There's a catchy new acronym gaining traction in emerging markets, and it points to the next best investment opportunity in developing economic growth.
Four emerging markets - Mexico, Indonesia, Nigeria, and Turkey - make up the MINT economies. Like BRIC - Brazil, Russia, India, and China - before them, these four are expected to outpace the developed world over the coming years. According to Bloomberg, they've already doubled their economies since 2000.
Of those four, one is a clear leader: Mexico.
Mexico's economy has grown 50% since 2004. The growth stems from two factors: China, and automobiles.
Over the last several years, manufacturing wages in China have been rising relative to those in the United States and Mexico. This has led to more "nearshoring" - companies moving production from Asia to the Americas. Late last year, the seesaw tipped, and China's average manufacturing wages surpassed Mexico's, according to The Wall Street Journal.
One of the biggest beneficiaries of this trend has been the Mexican automotive industry. Between 2003 and 2013, Mexican production of automobiles rose from 1.6 million units to a projected 3 million.
And one of the world's largest economies wants what Mexico is selling.
Around 80% of Mexico's manufacturing exports go to the United States. Imported goods from Mexico to the United States in 2012 totaled $277.7 billion, up 5.6% from 2011, according to the United States Trade Representative.
Mexico's share of U.S. imports of cars and automotive products rose 9% to 20%, making Mexico the United States' second-biggest provider after Canada, according to the IMF. The United States imported $53 billion worth of those products in 2012.
But new goods don't just arrive by magic at their destination. Someone has to carry them. And that's why transportation has become the best investment in Mexican growth.
Riding the Rails to ProfitFor an investor looking to get a piece of Mexico's growth, one company stands out as the best investment: Kansas City Southern (NYSE: KSU).
KCS is the smallest of the remaining major public railroads in the United States. It has just over 6,300 miles of track, compared to the other Class I railroads that typically have more than 20,000 miles. A map of its track looks more like a straight line than the arterial spread of the Norfolk Southern or Union Pacific.
But the location of that straight line makes it vital.
The Kansas City Southern runs north-south from Kansas City, connecting central Illinois to the oil fields of Texas and the ports of Veracruz and Lazaro Cardenas in Mexico. It is the only Class I railroad in the United States that has a majority-owned Mexican subsidiary, Kansas City Southern de Mexico.

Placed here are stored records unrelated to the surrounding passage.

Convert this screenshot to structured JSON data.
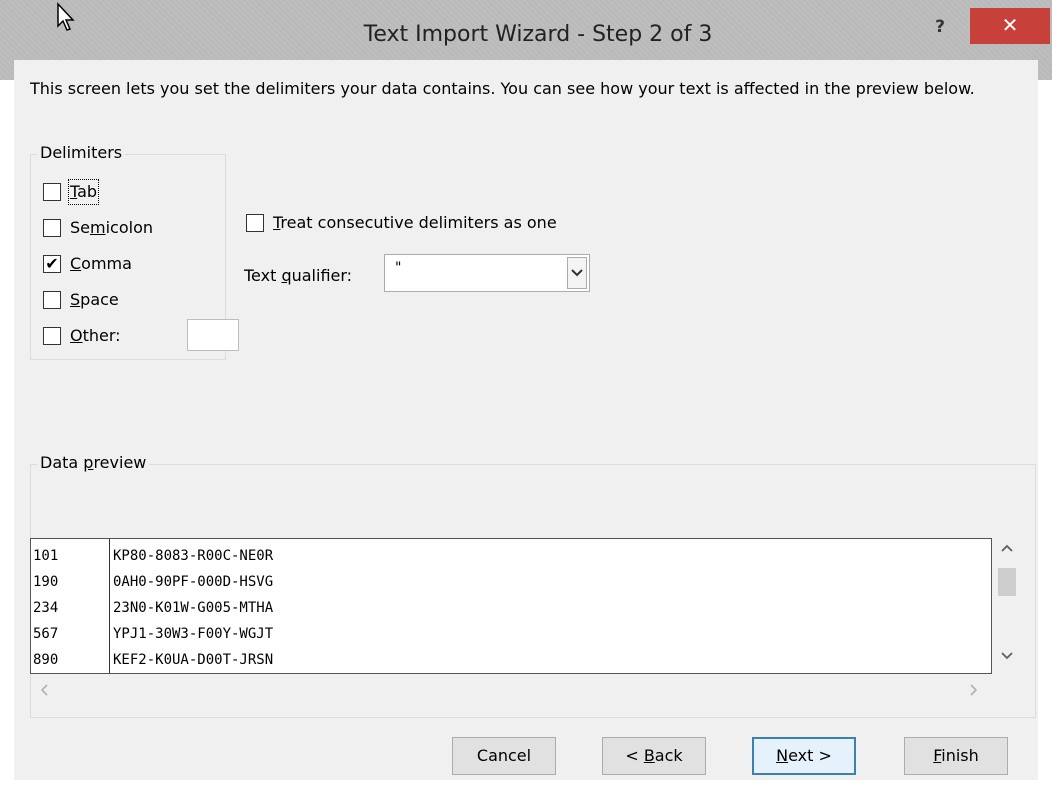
{
  "window": {
    "title": "Text Import Wizard - Step 2 of 3",
    "help_label": "?",
    "close_label": "✕",
    "accent_close": "#c7403a"
  },
  "description": "This screen lets you set the delimiters your data contains.  You can see how your text is affected in the preview below.",
  "delimiters": {
    "legend": "Delimiters",
    "tab": {
      "pre": "",
      "key": "T",
      "post": "ab",
      "checked": false
    },
    "semicolon": {
      "pre": "Se",
      "key": "m",
      "post": "icolon",
      "checked": false
    },
    "comma": {
      "pre": "",
      "key": "C",
      "post": "omma",
      "checked": true
    },
    "space": {
      "pre": "",
      "key": "S",
      "post": "pace",
      "checked": false
    },
    "other": {
      "pre": "",
      "key": "O",
      "post": "ther:",
      "checked": false,
      "value": ""
    }
  },
  "options": {
    "consecutive": {
      "pre": "",
      "key": "T",
      "post": "reat consecutive delimiters as one",
      "checked": false
    },
    "qualifier": {
      "pre": "Text ",
      "key": "q",
      "post": "ualifier:",
      "value": "\""
    }
  },
  "preview": {
    "legend_pre": "Data ",
    "legend_key": "p",
    "legend_post": "review",
    "rows": [
      {
        "c1": "101",
        "c2": "KP80-8083-R00C-NE0R"
      },
      {
        "c1": "190",
        "c2": "0AH0-90PF-000D-HSVG"
      },
      {
        "c1": "234",
        "c2": "23N0-K01W-G005-MTHA"
      },
      {
        "c1": "567",
        "c2": "YPJ1-30W3-F00Y-WGJT"
      },
      {
        "c1": "890",
        "c2": "KEF2-K0UA-D00T-JRSN"
      }
    ]
  },
  "buttons": {
    "cancel": "Cancel",
    "back": {
      "pre": "< ",
      "key": "B",
      "post": "ack"
    },
    "next": {
      "pre": "",
      "key": "N",
      "post": "ext >"
    },
    "finish": {
      "pre": "",
      "key": "F",
      "post": "inish"
    }
  }
}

It also controls both the American and Mexican sides of the Laredo International Railway Bridge, which is the busiest port of entry on the Texas-Mexico border.
Its map makes KCS uniquely able to capture value not only from Mexico's boom, but also growth in the American southwest.
According to an October 2013 presentation, the company has already positioned itself to capitalize on Mexico's growing automotive industry. Kansas City Southern already serves nine automotive plants in Mexico and is in location to serve four new plants opening by 2016.
The railroad also has extensive track through Dallas and into the west Texas oil fields. This is one of the fastest-growing population centers in the United States.
In other words, the Kansas City Southern connects the fastest-growing industrial regions in Mexico with the fastest-growing population center in the United States. And what do people in Texas's wide open spaces require? Automobiles.
KCS stock is trading around $125 per share, a 50% increase since the beginning of the year. Revenues have risen steadily since 2009, from $1.4 billion to $2.2 billion. Net income, as well, has risen from $67.1 million in 2009 to $377 million in 2012.
The stock is currently trading at a premium to its competitors. Forward price-to-earnings ratio is 24, compared to around 14 for larger roads like Norfolk Southern and Union Pacific. It is also showing year over year quarterly earnings growth of more than 30%, compared to 10% for Union Pacific and 19% for Norfolk Southern.
But this is an investment in future growth.
"Kansas City [Southern] is a high quality company," T. Rowe Price analyst Andrew Davis told Barron's. "You are paying for a company that can grow earnings in excess of 15% annually for a long time, given manufacturing moving into Texas and Mexico."